Dubai later said it had 15 other suspects, and Khalfan said warrants for their arrest would be circulated through Interpol next week.
Khalfan said in comments published on Friday that an international police unit with officers from the Emirates and at least seven other countries will hunt for the killers of Mabhouh suspected of being Israeli agents.
The al-Bayan daily quoted Khalfan as saying that officers from the United Arab Emirates, unspecified European countries, Australia and perhaps the United States, would be part of the unit.
He said that some of his officers had already travelled to several "European countries concerned" with the investigation, the government-owned daily reported.
Outcry in Europe
Khalfan did not name the countries.
"We will work via European and Australian diplomatic channels -- and perhaps American -- to set up a working team formed from the Emirates police force and those of at least seven other states to track down the gang responsible for the assassination," the newspaper quoted Khalfan as saying.
Twelve British, six Irish, four French, one German and three Australian passports were used by the suspects, according to Dubai police.

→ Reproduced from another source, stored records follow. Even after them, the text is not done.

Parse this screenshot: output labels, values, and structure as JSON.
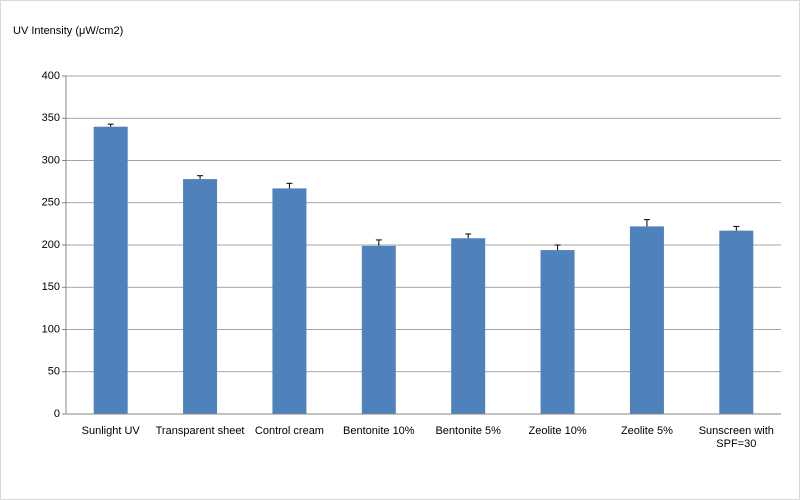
{
  "chart_data": {
    "type": "bar",
    "y_label": "UV Intensity (μW/cm2)",
    "categories": [
      "Sunlight UV",
      "Transparent sheet",
      "Control cream",
      "Bentonite 10%",
      "Bentonite 5%",
      "Zeolite 10%",
      "Zeolite 5%",
      "Sunscreen with SPF=30"
    ],
    "values": [
      340,
      278,
      267,
      199,
      208,
      194,
      222,
      217
    ],
    "errors": [
      3,
      4,
      6,
      7,
      5,
      6,
      8,
      5
    ],
    "color": "#4f81bd",
    "ylim": [
      0,
      400
    ],
    "yticks": [
      0,
      50,
      100,
      150,
      200,
      250,
      300,
      350,
      400
    ],
    "grid": true
  }
}
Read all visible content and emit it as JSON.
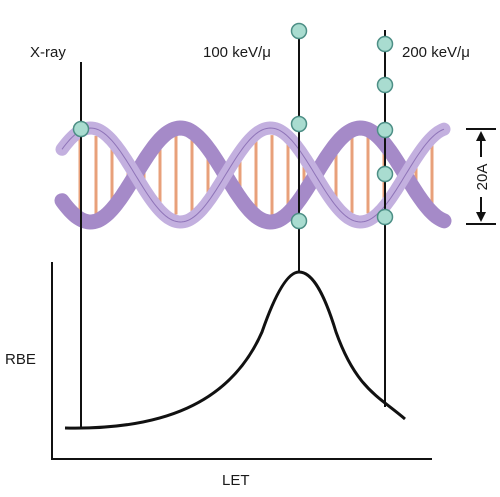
{
  "tracks": [
    {
      "label": "X-ray"
    },
    {
      "label": "100 keV/μ"
    },
    {
      "label": "200 keV/μ"
    }
  ],
  "scale_bar": {
    "label": "20A"
  },
  "axes": {
    "ylabel": "RBE",
    "xlabel": "LET"
  },
  "colors": {
    "strand": "#c3b0df",
    "strand_dark": "#a58ac8",
    "base_pairs": "#e8a07a",
    "ionization": "#a9dcd0",
    "curve": "#111111"
  }
}
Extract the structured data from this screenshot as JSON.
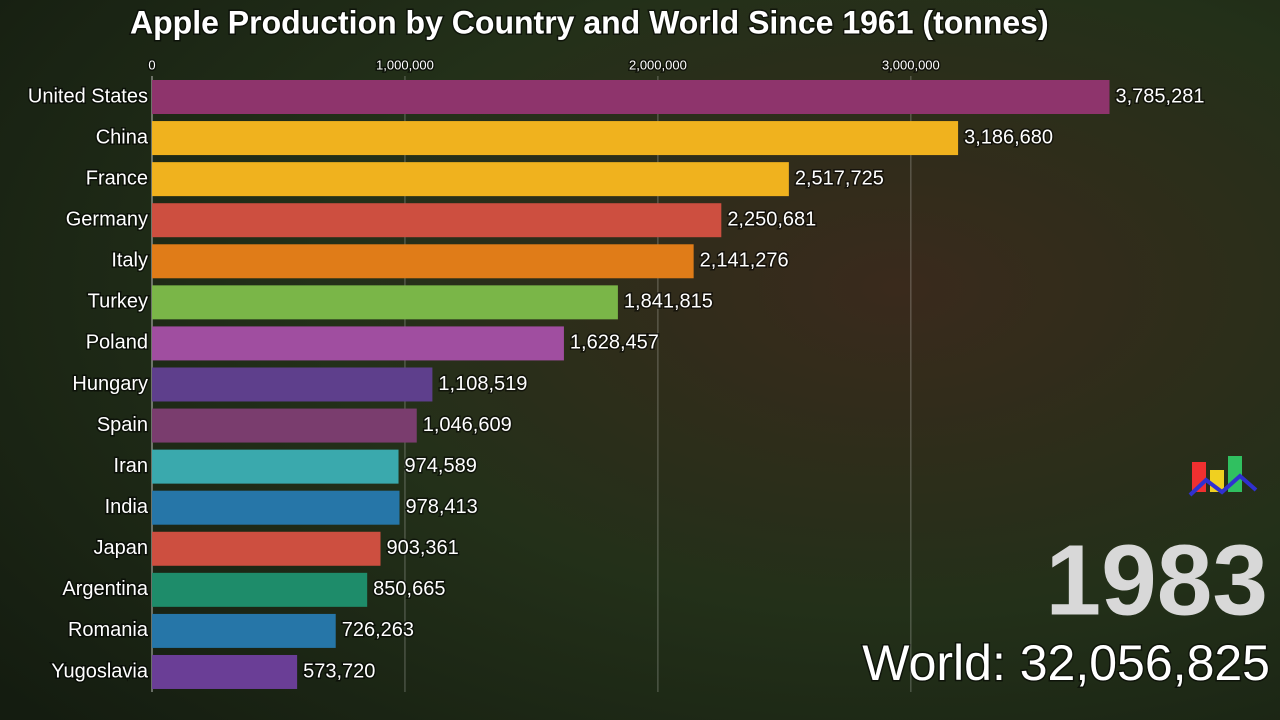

The revelation of stolen identities being used by suspected Israeli agents has caused an outcry, with Australia threatening it would "not be silent on the matter," and Irish Foreign Minister Micheal Martin saying "we are very angry."
Israel has said there is no evidence that its spy agency, the Mossad, was behind the hit.
Khalfan denied media reports that some of the suspects had carried diplomatic passports.
He said that his force had succeeded in identifying the suspects, even though some had worn wigs during the operation.
The suspects were identified by footage from closed circuit televisions, which abound in security-conscious Dubai.